J'y suis allé. J'ai envoyé un télégramme au Sunday Times de Londres : "Parti en Patagonie"

LA FIN

"Quand je suis venu ici pour la première fois, ils m'ont dit que j'avais une mycose de la moelle, et que j'avais dû attraper ça dans une grotte en Chine. Phénoménal! Tellement rare qu'avant moi la littérature médicale n'en mentionne que neuf cas. Je suis le dixième! En plus ils m'ont dit pourquoi j'avais chopé ça, Redders. Tu sais pourquoi? J'ai chopé ça parce que j'ai le sida. Ils m'ont annoncé que je n'en avais plus que pour six mois ou un an. Alors je me suis dit : bon, jamais je ne tiendrai le coup. Jamais je ne pourrai m'y faire. Jamais je ne pourrai m'atteler à mon gros bouquin sur les nomades... Vois pas comment j'pourrais mettre en forme toutes mes notes... et jamais je n'accepterai de me voir dépérir, grignoté dans ma tête, en foirant partout. Alors je suis allé à Genève.
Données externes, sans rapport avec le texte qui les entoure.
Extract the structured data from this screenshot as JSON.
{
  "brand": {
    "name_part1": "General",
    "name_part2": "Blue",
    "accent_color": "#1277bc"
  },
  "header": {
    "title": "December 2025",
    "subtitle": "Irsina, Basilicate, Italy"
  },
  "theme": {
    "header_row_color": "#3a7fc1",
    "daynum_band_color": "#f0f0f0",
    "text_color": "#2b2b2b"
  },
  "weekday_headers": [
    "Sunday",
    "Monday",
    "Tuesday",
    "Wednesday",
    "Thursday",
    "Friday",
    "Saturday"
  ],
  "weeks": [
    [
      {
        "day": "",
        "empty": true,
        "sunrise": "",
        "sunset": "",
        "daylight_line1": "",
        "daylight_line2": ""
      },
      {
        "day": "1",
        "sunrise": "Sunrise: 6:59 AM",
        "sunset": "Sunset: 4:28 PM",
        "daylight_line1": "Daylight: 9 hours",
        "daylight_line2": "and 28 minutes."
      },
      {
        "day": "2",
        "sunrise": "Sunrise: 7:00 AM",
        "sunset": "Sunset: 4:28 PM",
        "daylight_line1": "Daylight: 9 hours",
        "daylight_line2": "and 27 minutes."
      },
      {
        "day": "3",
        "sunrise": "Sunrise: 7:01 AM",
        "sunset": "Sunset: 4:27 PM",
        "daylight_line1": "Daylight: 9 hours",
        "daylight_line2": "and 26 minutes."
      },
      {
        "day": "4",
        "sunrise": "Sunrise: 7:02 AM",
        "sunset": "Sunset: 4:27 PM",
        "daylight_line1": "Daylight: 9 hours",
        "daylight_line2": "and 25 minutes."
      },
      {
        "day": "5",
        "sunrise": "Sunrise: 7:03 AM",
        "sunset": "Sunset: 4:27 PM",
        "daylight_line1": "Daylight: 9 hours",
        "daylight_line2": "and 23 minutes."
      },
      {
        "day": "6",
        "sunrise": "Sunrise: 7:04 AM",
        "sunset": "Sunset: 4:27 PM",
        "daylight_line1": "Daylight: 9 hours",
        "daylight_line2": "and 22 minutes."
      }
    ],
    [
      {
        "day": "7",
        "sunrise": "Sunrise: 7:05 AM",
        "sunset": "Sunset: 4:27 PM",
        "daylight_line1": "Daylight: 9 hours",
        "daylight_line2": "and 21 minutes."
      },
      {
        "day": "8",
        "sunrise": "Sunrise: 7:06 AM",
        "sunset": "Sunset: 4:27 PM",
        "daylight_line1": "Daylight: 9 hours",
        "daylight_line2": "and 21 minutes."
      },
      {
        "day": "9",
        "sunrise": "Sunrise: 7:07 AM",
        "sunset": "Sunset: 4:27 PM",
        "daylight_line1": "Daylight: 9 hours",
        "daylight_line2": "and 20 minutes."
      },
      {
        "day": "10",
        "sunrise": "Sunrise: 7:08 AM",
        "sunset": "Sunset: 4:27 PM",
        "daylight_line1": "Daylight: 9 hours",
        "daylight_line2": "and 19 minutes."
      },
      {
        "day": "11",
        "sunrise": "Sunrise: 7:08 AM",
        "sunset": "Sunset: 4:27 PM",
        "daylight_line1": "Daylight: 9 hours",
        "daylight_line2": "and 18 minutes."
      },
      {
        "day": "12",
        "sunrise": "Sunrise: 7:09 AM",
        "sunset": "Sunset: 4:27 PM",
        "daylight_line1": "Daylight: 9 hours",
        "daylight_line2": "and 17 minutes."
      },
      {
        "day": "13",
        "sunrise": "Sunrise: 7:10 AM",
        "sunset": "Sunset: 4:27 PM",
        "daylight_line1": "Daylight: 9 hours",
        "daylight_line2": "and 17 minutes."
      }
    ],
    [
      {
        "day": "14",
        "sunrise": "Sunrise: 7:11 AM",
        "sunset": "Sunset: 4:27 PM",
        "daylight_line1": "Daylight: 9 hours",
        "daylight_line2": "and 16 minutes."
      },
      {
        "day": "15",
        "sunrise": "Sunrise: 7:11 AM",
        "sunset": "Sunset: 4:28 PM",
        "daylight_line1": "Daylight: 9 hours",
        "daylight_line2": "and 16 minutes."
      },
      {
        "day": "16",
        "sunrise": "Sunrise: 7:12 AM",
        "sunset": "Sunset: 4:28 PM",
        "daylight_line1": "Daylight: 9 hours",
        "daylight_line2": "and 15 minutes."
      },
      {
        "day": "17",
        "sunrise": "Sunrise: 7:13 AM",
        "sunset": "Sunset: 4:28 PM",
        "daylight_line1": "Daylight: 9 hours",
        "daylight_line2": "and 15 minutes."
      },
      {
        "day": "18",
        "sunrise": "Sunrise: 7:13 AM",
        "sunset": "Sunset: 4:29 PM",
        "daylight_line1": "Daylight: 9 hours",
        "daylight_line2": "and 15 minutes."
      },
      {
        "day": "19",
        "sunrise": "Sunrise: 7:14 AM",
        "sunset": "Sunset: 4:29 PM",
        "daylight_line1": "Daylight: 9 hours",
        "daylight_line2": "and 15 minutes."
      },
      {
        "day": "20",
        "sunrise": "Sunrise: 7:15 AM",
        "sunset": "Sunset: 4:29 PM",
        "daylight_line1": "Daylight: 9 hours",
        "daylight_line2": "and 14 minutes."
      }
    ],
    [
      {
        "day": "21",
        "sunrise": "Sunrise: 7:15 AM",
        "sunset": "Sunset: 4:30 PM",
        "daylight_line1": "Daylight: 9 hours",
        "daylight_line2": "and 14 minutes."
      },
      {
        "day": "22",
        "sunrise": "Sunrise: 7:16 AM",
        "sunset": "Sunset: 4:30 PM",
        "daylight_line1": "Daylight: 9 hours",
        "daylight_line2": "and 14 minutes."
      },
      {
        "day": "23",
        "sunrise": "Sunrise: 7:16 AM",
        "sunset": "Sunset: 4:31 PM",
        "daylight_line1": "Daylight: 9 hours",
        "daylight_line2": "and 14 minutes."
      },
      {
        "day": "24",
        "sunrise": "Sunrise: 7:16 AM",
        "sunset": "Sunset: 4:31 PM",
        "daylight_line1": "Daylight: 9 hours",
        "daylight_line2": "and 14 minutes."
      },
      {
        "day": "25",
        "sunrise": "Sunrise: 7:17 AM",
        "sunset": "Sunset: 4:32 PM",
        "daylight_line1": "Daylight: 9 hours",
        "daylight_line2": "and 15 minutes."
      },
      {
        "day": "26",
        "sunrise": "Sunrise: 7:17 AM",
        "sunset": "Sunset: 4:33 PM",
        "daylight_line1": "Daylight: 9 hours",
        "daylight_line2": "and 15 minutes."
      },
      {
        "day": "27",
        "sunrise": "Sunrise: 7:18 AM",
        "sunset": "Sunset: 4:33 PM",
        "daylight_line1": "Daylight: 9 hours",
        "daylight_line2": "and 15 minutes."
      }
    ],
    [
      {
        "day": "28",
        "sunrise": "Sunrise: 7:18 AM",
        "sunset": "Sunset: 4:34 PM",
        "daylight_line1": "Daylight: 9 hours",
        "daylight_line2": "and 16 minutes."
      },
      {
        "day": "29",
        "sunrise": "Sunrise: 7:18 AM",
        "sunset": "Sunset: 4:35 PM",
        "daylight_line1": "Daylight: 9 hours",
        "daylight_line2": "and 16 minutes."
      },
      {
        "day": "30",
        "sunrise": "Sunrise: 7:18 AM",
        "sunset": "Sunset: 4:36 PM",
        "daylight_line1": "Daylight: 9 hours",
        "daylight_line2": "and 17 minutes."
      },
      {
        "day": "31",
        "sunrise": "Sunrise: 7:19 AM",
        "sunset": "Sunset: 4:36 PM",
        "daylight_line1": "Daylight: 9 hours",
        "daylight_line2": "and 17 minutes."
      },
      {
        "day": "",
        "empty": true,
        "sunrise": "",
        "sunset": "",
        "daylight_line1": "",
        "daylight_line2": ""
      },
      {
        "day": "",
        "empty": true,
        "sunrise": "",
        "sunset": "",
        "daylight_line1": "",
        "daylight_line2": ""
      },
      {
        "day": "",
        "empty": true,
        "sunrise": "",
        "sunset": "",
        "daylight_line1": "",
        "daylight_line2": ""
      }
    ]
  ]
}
Je connais un endroit dans les Alpes qui me hante l'esprit, un à-pic extraordinaire, tout près de la Jungfrau. Je voulais me jeter de là dans le vide. Ou alors, je me disais qu'à défaut je pourrais toujours partir pour le Niger et tout bonnement me déshabiller, me mettre un pagne et marcher dans le désert jusqu'à ce que le soleil me dessèche la carcasse. Mais c'est la moelle qui m'a pris de vitesse. Je me suis évanoui sur un trottoir. On m'a conduit à l'hôpital en taxi. Ensuite, Elizabeth est venue me récupérer et elle m'a ramené ici. J'étais si faible que je n'avais même plus la force de chuchoter. On m'a admis ici un vendredi et tout le monde pensait que j'irais pas jusqu'au lundi suivant. Mais Juel-Jensen m'a perfusé avec son antifongique et Elizabeth m'a veillé nuit et jour pour me tirer de là. Si je suis encore en vie, c'est à eux que je le dois."